The gene encoding atrial natriuretic peptide and the risk of human stroke

Background-Recent evidence from an animal model of stroke, the stroke-prone spontaneously hypertensive rat, implicated the gene encoding atrial natriuretic peptide (AMP) as a possible candidate contributing to the likelihood of experiencing a stroke. The purpose of the present study was to investigate the role of ANP in the pathogenesis of cerebrovascular accidents in humans. Methods and Results-We investigated 2 previously known markers at ANP, G1837A and T2238C, for their possible association with the occurrence of stroke. This was the largest matched case-controlled sample studied thus far; the sample was drawn from a large prospective study (the Physician's Health Study). When assuming a dominant mode of inheritance, a statistically significant positive association was observed for the 1837A allele, indicating an odds ratio of 1.64 (95% confidence interval, 1.01 to 2.65) for stroke. This observation led to the discovery of a new molecular variant in exon 1, G664A, which was responsible for a valine-to-methionine substitution in the proANP peptide.
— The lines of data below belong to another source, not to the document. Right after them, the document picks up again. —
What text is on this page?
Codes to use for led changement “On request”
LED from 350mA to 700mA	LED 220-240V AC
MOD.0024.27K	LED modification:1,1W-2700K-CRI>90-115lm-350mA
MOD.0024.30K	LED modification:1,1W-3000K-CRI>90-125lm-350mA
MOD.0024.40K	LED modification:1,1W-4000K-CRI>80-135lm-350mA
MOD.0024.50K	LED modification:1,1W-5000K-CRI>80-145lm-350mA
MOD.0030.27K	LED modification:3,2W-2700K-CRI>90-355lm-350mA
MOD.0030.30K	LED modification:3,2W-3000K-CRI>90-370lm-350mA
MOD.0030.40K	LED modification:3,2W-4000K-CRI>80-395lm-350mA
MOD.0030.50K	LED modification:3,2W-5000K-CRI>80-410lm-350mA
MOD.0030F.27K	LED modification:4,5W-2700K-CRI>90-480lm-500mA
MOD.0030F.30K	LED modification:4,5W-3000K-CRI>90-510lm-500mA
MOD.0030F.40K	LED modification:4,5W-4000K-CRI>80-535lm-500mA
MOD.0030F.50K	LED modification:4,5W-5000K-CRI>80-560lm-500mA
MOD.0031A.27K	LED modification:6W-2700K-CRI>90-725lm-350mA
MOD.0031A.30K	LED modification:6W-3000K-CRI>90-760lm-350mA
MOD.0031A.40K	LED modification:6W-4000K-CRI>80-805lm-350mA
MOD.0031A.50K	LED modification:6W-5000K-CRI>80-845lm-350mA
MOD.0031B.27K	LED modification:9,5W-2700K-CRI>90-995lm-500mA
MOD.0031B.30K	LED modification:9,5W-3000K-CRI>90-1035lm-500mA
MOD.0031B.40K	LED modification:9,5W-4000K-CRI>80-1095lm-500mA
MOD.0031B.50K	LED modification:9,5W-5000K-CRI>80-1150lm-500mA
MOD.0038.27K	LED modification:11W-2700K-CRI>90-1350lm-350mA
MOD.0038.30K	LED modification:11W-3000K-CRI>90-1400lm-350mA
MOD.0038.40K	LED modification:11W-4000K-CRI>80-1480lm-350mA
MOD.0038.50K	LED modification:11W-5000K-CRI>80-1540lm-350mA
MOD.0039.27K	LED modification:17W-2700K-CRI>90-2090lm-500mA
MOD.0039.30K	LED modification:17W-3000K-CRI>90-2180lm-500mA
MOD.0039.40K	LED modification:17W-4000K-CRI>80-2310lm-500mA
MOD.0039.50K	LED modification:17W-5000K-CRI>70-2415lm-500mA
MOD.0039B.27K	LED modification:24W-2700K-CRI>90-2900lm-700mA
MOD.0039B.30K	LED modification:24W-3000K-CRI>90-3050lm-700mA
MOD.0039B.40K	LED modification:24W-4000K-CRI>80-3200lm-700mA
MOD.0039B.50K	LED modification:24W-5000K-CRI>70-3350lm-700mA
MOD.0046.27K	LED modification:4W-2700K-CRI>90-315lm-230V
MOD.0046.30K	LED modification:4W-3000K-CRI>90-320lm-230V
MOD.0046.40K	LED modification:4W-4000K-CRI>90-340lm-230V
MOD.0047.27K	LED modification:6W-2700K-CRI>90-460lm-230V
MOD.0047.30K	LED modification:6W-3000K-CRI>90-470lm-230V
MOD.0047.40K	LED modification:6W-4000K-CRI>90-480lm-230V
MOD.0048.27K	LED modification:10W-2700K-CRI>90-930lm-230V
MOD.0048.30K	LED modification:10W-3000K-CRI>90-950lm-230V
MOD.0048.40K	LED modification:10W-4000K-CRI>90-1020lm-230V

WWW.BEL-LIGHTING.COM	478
This mutation, which was in linkage disequilibrium with the G1837A marker, was associated with the occurrence of stroke (odds ratio, 2.0; 95% confidence interval, 1.17 to 3.19: P=0.01). Conclusions-Our findings suggest that molecular variants of the ANP-gene may represent an independent risk factor for cerebrovascular accidents in humans. The strong parallelism to the experimental data obtained in the stroke-prone animal model provides assurance for the relevance of our observation.